When it suits them to do so, the Mimika Papuans can carry very heavy loads and they manage to cover the ground at a very respectable pace. They wrap up the load in the mat made of pandanus leaves, which every man always carries with him to serve both as a sleeping mat and as a shelter from the rain. The mat is securely tied by ropes of rattan or any of the other innumerable creepers of the jungle, and two strong loops are made to pass over the shoulders so that the load may be carried on the back, ruck-sack fashion. The women carry loads as well as the men and sometimes also the children, when the whole family is making a journey.

From our upper camp on the Kapare River Rawling and I made two attempts to reach the forest clearing of the Tapiro, which could be easily seen from the camp at a distance of about three miles in a straight line; but though careful bearings of its direction were taken, it turned out to be a most puzzling place to reach. Not more than a mile above the camp the Kapare emerges from a deep and narrow gorge in the foot hills—or rather the spurs of the mountains, they are too steep to call foot hills—which descend very abruptly to the almost level country below. Just after it emerges from the gorge, the river is joined by a stream of the clearest water I have ever seen, which we afterwards came to call the White Water (see illustration opposite).

BIRDS OF PARADISE

In our first attempt to reach the clearing we wandered in the jungle for ten hours and came nowhere near to it. But the day was not altogether wasted, for we climbed up the hillside to about fifteen hundred feet and by cutting down some trees we obtained a wonderful view across the plain of the jungle to the distant sea. The air of the jungle was heavy with the scent of the wild Vanilla, and all around us were calling (but we could not see them) Greater Birds of Paradise; sometimes we were within sound of as many as six at one time. On that day too I first saw the Rifle Bird (Ptilorhis intercedens), one of the most beautiful though the least gaudy of the birds of Paradise, whose long-drawn whistle can never be mistaken or forgotten.

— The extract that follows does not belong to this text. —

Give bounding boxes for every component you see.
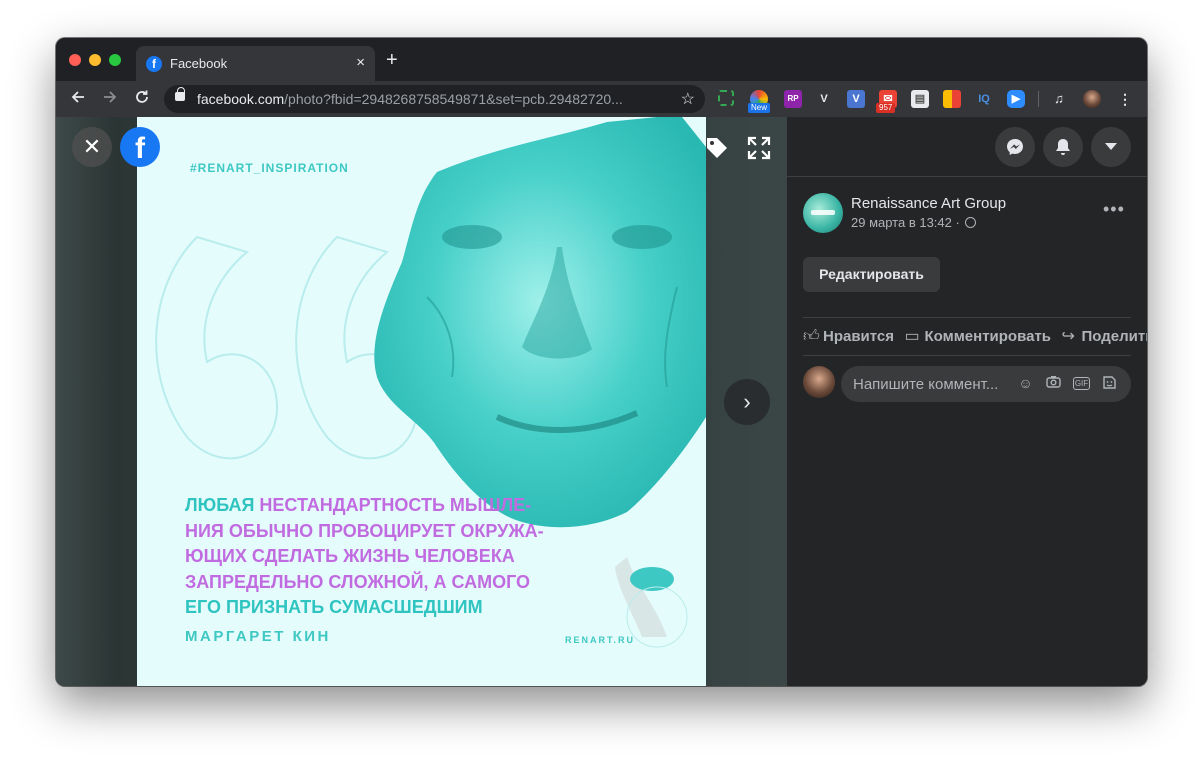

A TRIBUTARY STREAM OF THE KAPARE RIVER.

In our second attempt we profited by some of the mistakes made on the former, but even so the irregularity of the ground and the complexity of the watercourses nearly succeeded in baffling us. “Rawling and I left camp early with two Gurkhas. A mile and a half up the left bank of the river we struck off N.E. from the path we followed the other day. Cut a new path through the jungle for about a mile until we came to a faint native track, which we followed for another mile or so, chiefly along fallen tree trunks overhung by a network of rattan and other creepers, a fearful struggle to get through. Then for a mile or more up the bed of a stony stream encumbered with the same obstructions, dead trees and rattans, until we came to a deep gorge with a torrent about three hundred feet below us and on the opposite side the steep slope of another great spur of the mountain, on which the clearing presumably lay. We slithered and scrambled down to the river, which was full of water and only just fordable. Then up the other slope, not knowing at all accurately the direction of the clearing. Very steep and the jungle very dense with rattan and tree-ferns, so the leading Gurkha was kept busily occupied in cutting with his kukrí and progress was slow.

WE VISIT THE PYGMIES

“About one o’clock, when we had been going for nearly six hours, the clouds came down and it began to rain and we were ready to turn back. Luckily the Gurkhas were convinced that the clearing was not far ahead and when we found a pig-trap, a noose of rattan set in a faint track, it seemed that they might perhaps be right. So we went on and in a few minutes we came out of the forest into the clearing. About thirty yards from us was a hut with three men standing outside it. We called out to them and they waited until we came up. A minute or two later two more men came out from the forest behind us, no doubt they had been following us unseen. The hut was a most primitive structure of sticks roofed with leaves, leaning up against the hillside. There was a fire in the hut and beside it was sitting an old man covered with most horrible sores. We went on up the hill for a couple of hundred yards to a place (about 1900 feet above the sea) where we had a fine view. Rawling put up the plane-table and got angles on to several points for the map.

“During the hour or more that we stayed there, eight men came to see us. Excepting one rather masterful little man, who had no fear of us, they were too shy to approach us closely and remained about ten yards distant, but even so it was plainly evident from their small stature alone, that they were of a different race from the people of the low country.